I was reading several guides how combine btrfs snapshots with rsync to make an efficient backup solution with history. However it all depends on if rsync --inplace modifies only those portions of files that actually changed, or if it overwrites the whole file sequentially. If it writes the whole file then it seems that btrfs will always create a new copy of the file, which would make the idea much less efficient.
- 3,031
- 7
- 27
- 45
-
How would it even *know* if it can avoid writing to the entire file? Doesn't it need to *read* the entire file first, to figure out what has changed? – user541686 Apr 01 '13 at 03:16
-
3@Mehrdad yes, it does, but reading the whole isn't a problem. If `rsync` reads the whole file and then seeks to and updates only those parts that are needed, btrfs will copy only these updated blocks. But if `rsync` reads _and_ writes the whole file, then it'll be a problem. – Petr Apr 01 '13 at 14:36
-
2@Mehrdad `rsync` does not only know that it may avoid writing the entire file, it manages to do so _without_ copying it completely over the net. Clever little program. – Gunther Piez May 02 '13 at 11:24
-
@PetrPudlák id does not "read" the file, this would be inefficient. It separates the files in chunks, applies a quick hash compares the hashes and transmits what's different. There is also a second more in depth comparision and the server keeps track of the chuncks, but it's not a real "reading" as in loading the whole thing into memory: https://rsync.samba.org/~tridge/phd_thesis.pdf So, as Gunther Piez commented, it does know exactly what to copy. – runlevel0 Feb 14 '20 at 12:38
-
Hopefully this info is useful for the historic record, it doesn't feel like a full answer. I had the question formulated as: Can `rsync` copy only the changed regions in files? Here is a quote from Andrew Tridgell the co-developer of `rsync` writing about the `rsync` algorithm: "The end result is that β gets a copy of _A_, but only the pieces of _A_ that are not found in _B_ (plus a small amount of data for checksums and block indexes) are sent over the link." cite: [The rsync algorithm](https://rsync.samba.org/tech_report/node2.html) – Kyle Feb 26 '22 at 23:25
-
Unless heuristics (e.g. timestamp, file size) skip the whole file, the local file is read by `rsync` fully every time. The remote end will also read the whole file and the local and remote `rsync` syncronize information about the results in both ends and transfer only the changes. Check the `man rsync` for details: https://linux.die.net/man/1/rsync – if something is inserted in the middle of the source file compared to local target, using `--inplace` will *reduce* syncronization performance because `rsync` is not smart enough to reuse the end of file before overwriting it. – Mikko Rantalainen Sep 16 '22 at 07:23
7 Answers
TL;DR - You need option --inplace and if copying between local filesystems you also need --no-whole-file.

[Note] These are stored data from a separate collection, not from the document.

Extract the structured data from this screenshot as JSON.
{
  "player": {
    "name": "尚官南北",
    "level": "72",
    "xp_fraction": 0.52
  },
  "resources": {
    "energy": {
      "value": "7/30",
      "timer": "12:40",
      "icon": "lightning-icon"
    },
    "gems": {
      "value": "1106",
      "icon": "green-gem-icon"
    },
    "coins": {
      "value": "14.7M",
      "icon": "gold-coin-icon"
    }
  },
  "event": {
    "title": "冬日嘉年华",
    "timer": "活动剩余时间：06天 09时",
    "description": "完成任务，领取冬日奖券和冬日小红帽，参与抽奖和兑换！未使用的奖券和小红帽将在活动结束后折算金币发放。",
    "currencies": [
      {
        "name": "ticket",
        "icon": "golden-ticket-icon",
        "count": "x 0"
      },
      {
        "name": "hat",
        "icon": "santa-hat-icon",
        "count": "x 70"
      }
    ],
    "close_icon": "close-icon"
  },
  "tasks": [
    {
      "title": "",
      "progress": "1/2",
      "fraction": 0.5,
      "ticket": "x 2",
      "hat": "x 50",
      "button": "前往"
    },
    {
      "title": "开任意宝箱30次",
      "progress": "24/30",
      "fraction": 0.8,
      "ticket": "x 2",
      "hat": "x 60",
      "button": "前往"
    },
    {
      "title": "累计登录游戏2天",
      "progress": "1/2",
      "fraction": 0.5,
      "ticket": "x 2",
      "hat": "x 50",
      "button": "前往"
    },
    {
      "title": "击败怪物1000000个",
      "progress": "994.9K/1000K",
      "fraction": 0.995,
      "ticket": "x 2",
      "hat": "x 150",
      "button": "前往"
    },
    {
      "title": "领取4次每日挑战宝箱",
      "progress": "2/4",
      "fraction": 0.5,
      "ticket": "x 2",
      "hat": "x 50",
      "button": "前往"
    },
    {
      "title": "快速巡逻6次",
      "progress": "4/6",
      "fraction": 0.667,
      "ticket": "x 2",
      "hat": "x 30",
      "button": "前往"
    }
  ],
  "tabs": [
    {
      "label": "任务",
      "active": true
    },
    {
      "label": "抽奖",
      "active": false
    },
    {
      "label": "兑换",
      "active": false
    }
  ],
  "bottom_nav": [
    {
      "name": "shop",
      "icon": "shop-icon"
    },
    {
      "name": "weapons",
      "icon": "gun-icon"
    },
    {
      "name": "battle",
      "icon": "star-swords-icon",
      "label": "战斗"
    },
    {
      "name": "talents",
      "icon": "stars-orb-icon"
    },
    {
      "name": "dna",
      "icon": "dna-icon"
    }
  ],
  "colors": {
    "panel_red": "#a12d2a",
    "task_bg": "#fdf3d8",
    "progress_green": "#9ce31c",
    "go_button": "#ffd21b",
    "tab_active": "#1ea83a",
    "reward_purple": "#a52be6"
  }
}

If you pass rsync two local paths, it will default to using "--whole-file", and not delta-transfer. Rsync assumes that it can write a completely new file and unlink the old one faster than reading both and calculating the changed blocks. If it doesn't calculate the changes, there won't be block-level changes for btrfs to observe. So, what you're looking for is --no-whole-file, in addition to --inplace. You also get delta-transfer if you requested '-c'.
Here's how you can verify:
$ mkdir a b
$ dd if=/dev/zero of=a/1 bs=1k count=64
$ dd if=/dev/zero of=a/2 bs=1k count=64
$ dd if=/dev/zero of=a/3 bs=1k count=64
$ rsync -av a/ b/
sending incremental file list
./
1
2
3
sent 196831 bytes received 72 bytes 393806.00 bytes/sec
total size is 196608 speedup is 1.00
Then touch a file and re-sync
$ touch a/1
$ rsync -av --inplace a/ b/
sending incremental file list
1
sent 65662 bytes received 31 bytes 131386.00 bytes/sec
total size is 196608 speedup is 2.99
You can verify it re-used the inode with "ls -li", but notice it sent a whole 64K bytes. Try again with --no-whole-file
$ touch a/1
$ rsync -av --inplace --no-whole-file a/ b/
sending incremental file list
1
sent 494 bytes received 595 bytes 2178.00 bytes/sec
total size is 196608 speedup is 180.54
Now you've only sent 494 bytes. You could use strace to further verify if any of the file was written, but this shows it at least used delta-transfer.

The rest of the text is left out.